Светлый фон

– Сын моего отца благодарит блистательного за заботу, – гоган с родимым пятном говорил вежливо, но настойчиво, – однако каждый должен лишь то, что должен. Не следует вождю провожать недостойных, ведь о нем могут спросить.

– Я часто езжу ночами, – Роберу как-то удалось остаться спокойным, – и мне в любом случае нужно встретиться с господином Люра и… и с четвертым из вас.

Две дюжины солдат, капитан и герцог. Неплохой эскорт для троих человек, вряд ли знающих, как держать пистолет.

– Пусть блистательный будет осторожен. Сердце названного по имени тверже камня и грязней логовища шакала.

А сердце «блистательного»? Лэйе Астрапэ, если не прости, то пойми – у них нет другого выхода. Или эти трое сегодня, или две тысячи и пол-Эпинэ – завтра.

– Достославный не верит Симону Люра? Но это вы его нашли.

– Великие дела требуют и великой грязи, и великой чистоты, – вздохнул достославный. – Тот, кого сын твоего отца зовет Люра, рожден от дурного семени и свободен во зле, как и все, созданные из праха.
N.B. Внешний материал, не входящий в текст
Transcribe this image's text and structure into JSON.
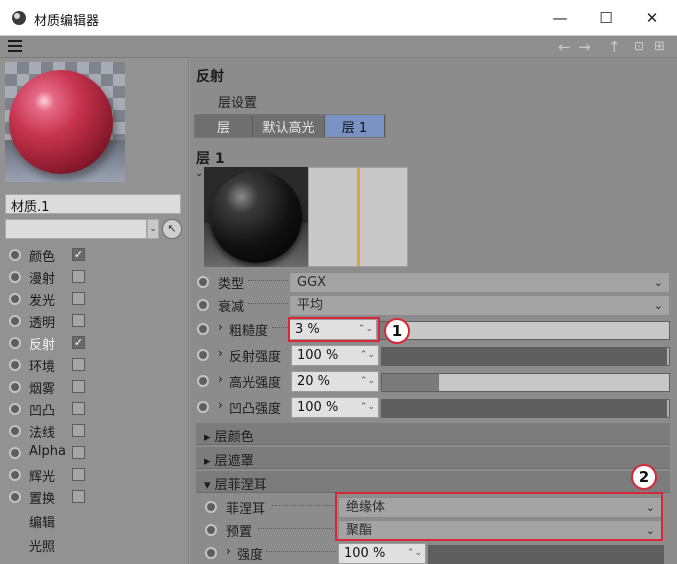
{
  "window": {
    "title": "材质编辑器",
    "minimize": "—",
    "maximize": "☐",
    "close": "✕"
  },
  "toolbar": {
    "menu_icon": "hamburger-menu-icon",
    "back": "←",
    "forward": "→",
    "up": "↑",
    "lock": "🔒",
    "new_window": "⊞"
  },
  "sidebar": {
    "material_name": "材质.1",
    "channels": [
      {
        "label": "颜色",
        "checked": true,
        "active": false
      },
      {
        "label": "漫射",
        "checked": false,
        "active": false
      },
      {
        "label": "发光",
        "checked": false,
        "active": false
      },
      {
        "label": "透明",
        "checked": false,
        "active": false
      },
      {
        "label": "反射",
        "checked": true,
        "active": true
      },
      {
        "label": "环境",
        "checked": false,
        "active": false
      },
      {
        "label": "烟雾",
        "checked": false,
        "active": false
      },
      {
        "label": "凹凸",
        "checked": false,
        "active": false
      },
      {
        "label": "法线",
        "checked": false,
        "active": false
      },
      {
        "label": "Alpha",
        "checked": false,
        "active": false
      },
      {
        "label": "辉光",
        "checked": false,
        "active": false
      },
      {
        "label": "置换",
        "checked": false,
        "active": false
      }
    ],
    "edit_label": "编辑",
    "lighting_label": "光照"
  },
  "main": {
    "section_title": "反射",
    "layer_settings": "层设置",
    "tabs": [
      "层",
      "默认高光",
      "层 1"
    ],
    "active_tab": 2,
    "layer_title": "层 1",
    "params": {
      "type_label": "类型",
      "type_value": "GGX",
      "atten_label": "衰减",
      "atten_value": "平均",
      "rough_label": "粗糙度",
      "rough_value": "3 %",
      "rough_level": 0.03,
      "refl_label": "反射强度",
      "refl_value": "100 %",
      "refl_level": 1.0,
      "spec_label": "高光强度",
      "spec_value": "20 %",
      "spec_level": 0.2,
      "bump_label": "凹凸强度",
      "bump_value": "100 %",
      "bump_level": 1.0
    },
    "groups": {
      "layer_color": "层颜色",
      "layer_mask": "层遮罩",
      "layer_fresnel": "层菲涅耳"
    },
    "fresnel": {
      "fresnel_label": "菲涅耳",
      "fresnel_value": "绝缘体",
      "preset_label": "预置",
      "preset_value": "聚酯",
      "strength_label": "强度",
      "strength_value": "100 %",
      "strength_level": 1.0
    }
  },
  "callouts": {
    "one": "1",
    "two": "2",
    "accent": "#d7283a"
  }
}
Они вольны клясться и нарушать клятвы. Им страшны лишь руки людские, стражи Кабиоховы их не видят и не остановят. Лишь рожденные от семени сынов Кабиоховых закляты ото лжи именем Его.

Закляты ото лжи? Ну-ну… Рыжие многое помнят, они знают толк и в золоте, и в магии, но как же они наивны. «Мэтр Вукрэ» не сомневался, что Альдо исполнит клятву, и умер, а клятвопреступник жив и здоров.

– Лгут все, – честно сказал Робер Эпинэ, – просто одним это легче, другим трудней.

– Всеотец знает цену всему, – согласился обладатель пятна, – можно, радуя сильного, назвать пса львом. Можно продать глупому мула как коня, но цена великой клятве назначена единожды и навеки.

Единожды, навеки и до леса Святой Мартины, который следует называть лесом Леворукого.

– Я не знаю про великую клятву. – Закатные твари, они на месте, еще четверть хорны вдоль обрыва – и все. Их никто не услышит, разве что Малая Кошка, но она не смотрит вниз.

– Блистательный шутит. Он был свидетелем, его глаза видели, его уши слышали.

…А его мозги не понимали, зато желудок требовал мяса, а гонор желал вырваться из-под опеки Эсперадора. Вот он и вырвался.

– Я не знал, как это называется. Мы просто дали слово.

– И оно было принято.

Отряд развернулся, углубляясь в лес. Здесь уже убивали. Могила Флоримона Шуэза совсем рядом, а у гоганов могил не будет, они просто исчезнут. «Шар судеб», а говоря по чести, просто подлость. Судьба делает из нас покойников, но мерзавцами мы становимся по собственному выбору.

Кривое дерево, опрокинутый «лафет», с которого свалилось изображавшее пушку бревно. Где-то здесь упал Рихард Борн с шальной пулей в спине. Полковника убил кто-то из повстанцев. В тот день все стреляли во всех, не разбирая, где свой, а где – чужой. Те, кто заплатил за пролившуюся в лесу Святой Мартины кровь, лягут здесь же, хотя Робер с Никола об этом не думали. Просто искали подходящее место. И нашли.